I recommend more people listen to S. Korea liberation speech and not just the title on articles.

6 ( +6 / -0 )

Moon has started a war with Japan in every which way except actual military conflict, And he even came close to that too. The sheer stupidity of the Moon administration to think that any efforts to unite the Koreas, or to engage in a military conflict with NK can be done without Japan's cooperation and support is mind boggling.
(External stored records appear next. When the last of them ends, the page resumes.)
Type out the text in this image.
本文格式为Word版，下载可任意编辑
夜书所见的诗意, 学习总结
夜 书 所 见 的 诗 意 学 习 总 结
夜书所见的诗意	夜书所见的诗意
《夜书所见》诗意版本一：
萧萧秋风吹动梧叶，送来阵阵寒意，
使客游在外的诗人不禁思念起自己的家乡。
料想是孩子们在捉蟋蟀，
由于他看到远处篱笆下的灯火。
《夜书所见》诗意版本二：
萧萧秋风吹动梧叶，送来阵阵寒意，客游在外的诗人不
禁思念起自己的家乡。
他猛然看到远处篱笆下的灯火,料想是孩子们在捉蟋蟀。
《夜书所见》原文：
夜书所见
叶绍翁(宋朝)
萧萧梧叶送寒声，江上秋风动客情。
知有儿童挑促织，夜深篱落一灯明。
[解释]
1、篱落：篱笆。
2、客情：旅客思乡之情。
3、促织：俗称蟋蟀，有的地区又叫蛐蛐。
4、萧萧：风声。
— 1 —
While SK has a clear value to the US, mainly as a "tripwire", Moon's actions regarding THAAD and his war against Japan are resonating loud and clear to the United States. And perhaps that's what Moon ks aiming for, a complete withdrawl of US forces from SK to make Kim Jong Un happy. Trump has frequently twittered about removing US forces from SK to "save money".

3 ( +3 / -0 )

The US want to force this alliance to keep their role in this region, but South Korea and North Korea are actually the same Country, that is waiting for reunification to face a common enemy: Japan. It's useless that the US want to force the South Koreans to see Japanese as allies, it never worked and it will never work. South Korea identify has been built up on their anti-Japanese feelings, not on their anti-North Korean feelings. Washington can't ignore the truth.

-1 ( +0 / -1 )

The US obviously hope for a Korean reunification under American influence, and they want Japan can fuel money in the Korean peninsula for this project, exactly like it forced Japan to sponsor South Korea's development in anti-communist function. The result for Japan has been to create a middle sized economic powerhouse extremely hostile to it. America can't force Japan in the same mistake. Do you want the reunification of the Korean peninsula? Make that by yourself, without using Japanese money. It's stupid for Japan helping the growth of an enemy Country. Both the Koreas are already in Chinese hands anyway.

0 ( +0 / -0 )

They may be the same country, but they’ll never unite as one country - never !

will Kim Jon forego his luxurious lifestyle & give up his dictatorship for democratic elections !?

0 ( +0 / -0 )

Why "never"? I can see in future a reunification under the same model of China and Hong Kong, except if you think the US and China will have a new military clash for the full control of the peninsula. In any case, this "new Country" will be a Country hostile to Japan as both the current Koreas are. South Koreans never learned or admitted Japanese role in their development. There's no way Korean population will be able to see Japan in a friendly way, no matter how many money Japan invests in the peninsula. This strategy already failed. Their mindest always remains stuck in the "We'll never lose to Japan again". In the collective imaginary, Japan has always been portrayed in South Korea like the Country that only humiliated, attacked and destroyed Korea for centuries. They never see any positive influence that Japan has had in their development after WWII. This is their biased mindest, and they learn this rethoric since they are children. Reading South Korean newspapers can give you a good idea of the general situation, and it makes you feel a bit uneasy, especially if you are from a European Country, since here any similar emotional rethoric towards another Country would be seen like extreme right wing propaganda.